The genome sequence of Propionibacterium acidipropionici provides insights into its biotechnological and industrial potential

Abstract

Background: Synthetic biology allows the development of new biochemical pathways for the production of chemicals from renewable sources. One major challenge is the identification of suitable microorganisms to hold these pathways with sufficient robustness and high yield. In this work we analyzed the genome of the propionic acid producer Actinobacteria Propionibacterium acidipropionici (ATCC 4875).

Results: The assembled P. acidipropionici genome has 3,656,170 base pairs (bp) with 68.8% G + C content and a low-copy plasmid of 6,868 bp. We identified 3,336 protein coding genes, approximately 1000 more than P. freudenreichii and P. acnes, with an increase in the number of genes putatively involved in maintenance of genome integrity, as well as the presence of an invertase and genes putatively involved in carbon catabolite repression. In addition, we made an experimental confirmation of the ability of P. acidipropionici to fix CO2, but no phosphoenolpyruvate carboxylase coding gene was found in the genome. Instead, we identified the pyruvate carboxylase gene and confirmed the presence of the corresponding enzyme in proteome analysis as a potential candidate for this activity. Similarly, the phosphate acetyltransferase and acetate kinase genes, which are considered responsible for acetate formation, were not present in the genome. In P. acidipropionici, a similar function seems to be performed by an ADP forming acetate-CoA ligase gene and its corresponding enzyme was confirmed in the proteome analysis.

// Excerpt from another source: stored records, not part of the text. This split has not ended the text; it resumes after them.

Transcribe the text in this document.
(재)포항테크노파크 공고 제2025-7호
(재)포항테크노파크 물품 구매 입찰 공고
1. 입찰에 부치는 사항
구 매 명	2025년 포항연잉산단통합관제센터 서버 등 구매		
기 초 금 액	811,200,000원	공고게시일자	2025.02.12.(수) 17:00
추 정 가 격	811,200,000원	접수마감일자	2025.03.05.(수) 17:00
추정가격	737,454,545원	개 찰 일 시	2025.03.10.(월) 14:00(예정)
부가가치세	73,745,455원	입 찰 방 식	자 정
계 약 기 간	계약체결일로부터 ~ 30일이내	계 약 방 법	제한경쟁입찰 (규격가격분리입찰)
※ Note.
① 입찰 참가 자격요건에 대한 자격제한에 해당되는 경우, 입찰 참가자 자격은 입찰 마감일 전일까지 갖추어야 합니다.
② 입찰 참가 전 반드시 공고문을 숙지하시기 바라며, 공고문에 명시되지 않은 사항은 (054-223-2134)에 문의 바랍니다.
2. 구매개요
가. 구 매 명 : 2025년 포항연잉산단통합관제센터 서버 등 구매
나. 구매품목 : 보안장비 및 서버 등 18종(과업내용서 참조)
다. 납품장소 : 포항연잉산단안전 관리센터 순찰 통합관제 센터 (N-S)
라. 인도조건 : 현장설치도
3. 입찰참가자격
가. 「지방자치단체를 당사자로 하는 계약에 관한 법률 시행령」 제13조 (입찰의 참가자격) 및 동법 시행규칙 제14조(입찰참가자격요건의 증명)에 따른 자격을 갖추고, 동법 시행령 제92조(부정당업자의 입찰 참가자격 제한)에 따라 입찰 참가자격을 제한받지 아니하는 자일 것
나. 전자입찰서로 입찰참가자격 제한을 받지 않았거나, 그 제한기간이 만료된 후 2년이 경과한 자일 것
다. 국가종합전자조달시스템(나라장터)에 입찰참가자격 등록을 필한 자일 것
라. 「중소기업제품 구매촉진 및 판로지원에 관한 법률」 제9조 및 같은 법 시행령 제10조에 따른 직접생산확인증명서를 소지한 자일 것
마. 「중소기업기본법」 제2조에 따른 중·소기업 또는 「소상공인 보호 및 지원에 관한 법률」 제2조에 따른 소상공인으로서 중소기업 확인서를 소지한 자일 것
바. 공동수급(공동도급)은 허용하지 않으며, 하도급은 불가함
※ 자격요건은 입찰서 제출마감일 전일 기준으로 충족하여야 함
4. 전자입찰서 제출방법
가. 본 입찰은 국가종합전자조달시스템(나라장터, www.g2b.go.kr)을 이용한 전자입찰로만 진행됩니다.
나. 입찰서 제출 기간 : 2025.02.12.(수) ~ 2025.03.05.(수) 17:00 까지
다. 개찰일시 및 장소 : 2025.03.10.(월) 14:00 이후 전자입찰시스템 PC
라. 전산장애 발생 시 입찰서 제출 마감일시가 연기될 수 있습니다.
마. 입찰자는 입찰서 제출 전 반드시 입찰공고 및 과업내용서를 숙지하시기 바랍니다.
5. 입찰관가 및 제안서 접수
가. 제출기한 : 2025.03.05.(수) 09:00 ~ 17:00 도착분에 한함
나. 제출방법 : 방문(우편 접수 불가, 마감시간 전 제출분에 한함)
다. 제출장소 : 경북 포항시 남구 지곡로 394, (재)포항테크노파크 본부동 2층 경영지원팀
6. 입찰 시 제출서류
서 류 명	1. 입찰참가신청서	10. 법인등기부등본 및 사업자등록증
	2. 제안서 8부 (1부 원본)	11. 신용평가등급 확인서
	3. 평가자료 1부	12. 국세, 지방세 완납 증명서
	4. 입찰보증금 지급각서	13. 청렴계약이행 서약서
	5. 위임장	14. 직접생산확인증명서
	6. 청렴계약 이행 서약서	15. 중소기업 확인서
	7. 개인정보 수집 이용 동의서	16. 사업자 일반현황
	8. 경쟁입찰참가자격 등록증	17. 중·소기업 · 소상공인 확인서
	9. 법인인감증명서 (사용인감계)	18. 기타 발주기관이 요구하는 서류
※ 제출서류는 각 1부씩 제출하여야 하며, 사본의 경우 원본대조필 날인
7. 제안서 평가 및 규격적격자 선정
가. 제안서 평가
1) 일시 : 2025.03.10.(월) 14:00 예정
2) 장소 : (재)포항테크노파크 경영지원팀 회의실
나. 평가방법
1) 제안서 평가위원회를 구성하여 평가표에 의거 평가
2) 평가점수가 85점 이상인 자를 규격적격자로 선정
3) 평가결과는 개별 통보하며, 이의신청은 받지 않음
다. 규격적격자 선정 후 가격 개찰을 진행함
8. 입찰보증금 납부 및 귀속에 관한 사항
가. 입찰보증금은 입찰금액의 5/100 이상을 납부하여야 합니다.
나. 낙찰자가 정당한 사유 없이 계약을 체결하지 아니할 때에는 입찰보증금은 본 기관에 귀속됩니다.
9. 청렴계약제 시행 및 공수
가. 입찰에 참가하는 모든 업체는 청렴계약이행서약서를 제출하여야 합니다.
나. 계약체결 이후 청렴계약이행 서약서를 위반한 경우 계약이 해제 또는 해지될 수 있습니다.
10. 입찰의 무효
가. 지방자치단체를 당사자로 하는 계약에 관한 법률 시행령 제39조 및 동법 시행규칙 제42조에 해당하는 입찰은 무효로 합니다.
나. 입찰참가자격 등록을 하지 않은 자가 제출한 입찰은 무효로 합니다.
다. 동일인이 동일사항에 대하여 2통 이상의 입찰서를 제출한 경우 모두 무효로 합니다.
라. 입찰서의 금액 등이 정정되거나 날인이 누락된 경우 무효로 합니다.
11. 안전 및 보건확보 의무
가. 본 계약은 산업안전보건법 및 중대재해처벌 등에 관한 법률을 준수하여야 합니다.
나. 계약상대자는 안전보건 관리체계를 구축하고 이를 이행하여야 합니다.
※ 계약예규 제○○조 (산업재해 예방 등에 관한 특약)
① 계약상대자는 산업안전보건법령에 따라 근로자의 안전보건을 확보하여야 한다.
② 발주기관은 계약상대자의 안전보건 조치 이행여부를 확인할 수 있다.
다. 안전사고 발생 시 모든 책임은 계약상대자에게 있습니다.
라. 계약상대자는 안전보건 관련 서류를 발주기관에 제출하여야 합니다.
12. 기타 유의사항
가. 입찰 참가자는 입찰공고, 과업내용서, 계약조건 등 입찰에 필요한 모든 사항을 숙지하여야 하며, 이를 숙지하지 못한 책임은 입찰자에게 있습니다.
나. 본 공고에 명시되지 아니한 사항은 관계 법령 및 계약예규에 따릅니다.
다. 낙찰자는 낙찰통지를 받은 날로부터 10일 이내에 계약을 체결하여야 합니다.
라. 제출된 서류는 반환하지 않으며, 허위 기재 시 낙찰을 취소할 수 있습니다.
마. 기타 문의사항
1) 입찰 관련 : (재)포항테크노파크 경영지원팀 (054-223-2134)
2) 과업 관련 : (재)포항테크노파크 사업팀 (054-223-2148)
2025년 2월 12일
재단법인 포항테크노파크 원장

Conclusions: Our data shows that P. acidipropionici has several of the desired features that are required to become a platform for the production of chemical commodities: multiple pathways for efficient feedstock utilization, ability to fix CO2, robustness, and efficient production of propionic acid, a potential precursor for valuable 3-carbon compounds.

Figure 1

Overview of well-established fermentation processes. Comparison between fermentation processes for production of ethanol, propionic acid and lactic acid. Y, theoretical maximum yield from glucose R, reduction factor.

Figure 2

Comparative protein clustering and GO annotation. A. Venn diagram showing the number of common and unique protein clusters for three Propionibacteria. The values in parentheses represent the number of protein clusters. The values in square brackets represent the number of single proteins (proteins not in clusters). The number of proteins clustered in each group are also indicated, not enclosed and color-coded by organism: values in green represent P. acidipropionici proteins, values in blue represent P. freudenreichii proteins and values in red represent P. acnes proteins. B. Pie chart depicting the result of GO annotation of proteins unique to P. acidipropionici. C. Multi-level pie chart detailing GO annotation of proteins unique to P. acidipropionici. Inner circle represent level 3 terms. Outer circle represent lower level (more specific) terms.

Figure 3

Syntenic dot plot. Dot plot alignment between the chromosome of P. acidipropionici (vertical) against the chromosomes of M. phosphovorus, P. freudenreichii and P. acnes (horizontal) at protein level. The dnaA gene is located at the beginning of all four sequences.

Figure 4

Overview of P. acidipropionici metabolism. Reactions of fermentative pathway are in green while reactions of respiratory pathway are in blue. Reactions described in literature but absent in the genome are in gray dotted lines. Putative reactions for CO₂ fixation are in orange. The total number of transporters in each major category are shown.

Figure 5

Preliminary results of P. acidipropionici experimental batch fermentation with sugarcane juice. Biomass A600 (blue diamond); sucrose (orange circle); glucose (red square); fructose (gray line); propionic acid (blue asterisk); acetic acid (purple cross); succinic acid (green line).

Figure 6

P. acidipropionici culture under CO₂atmosphere.A, Culture under ¹³CO2 (labeled) and B, Culture with CO₂ (unlabeled).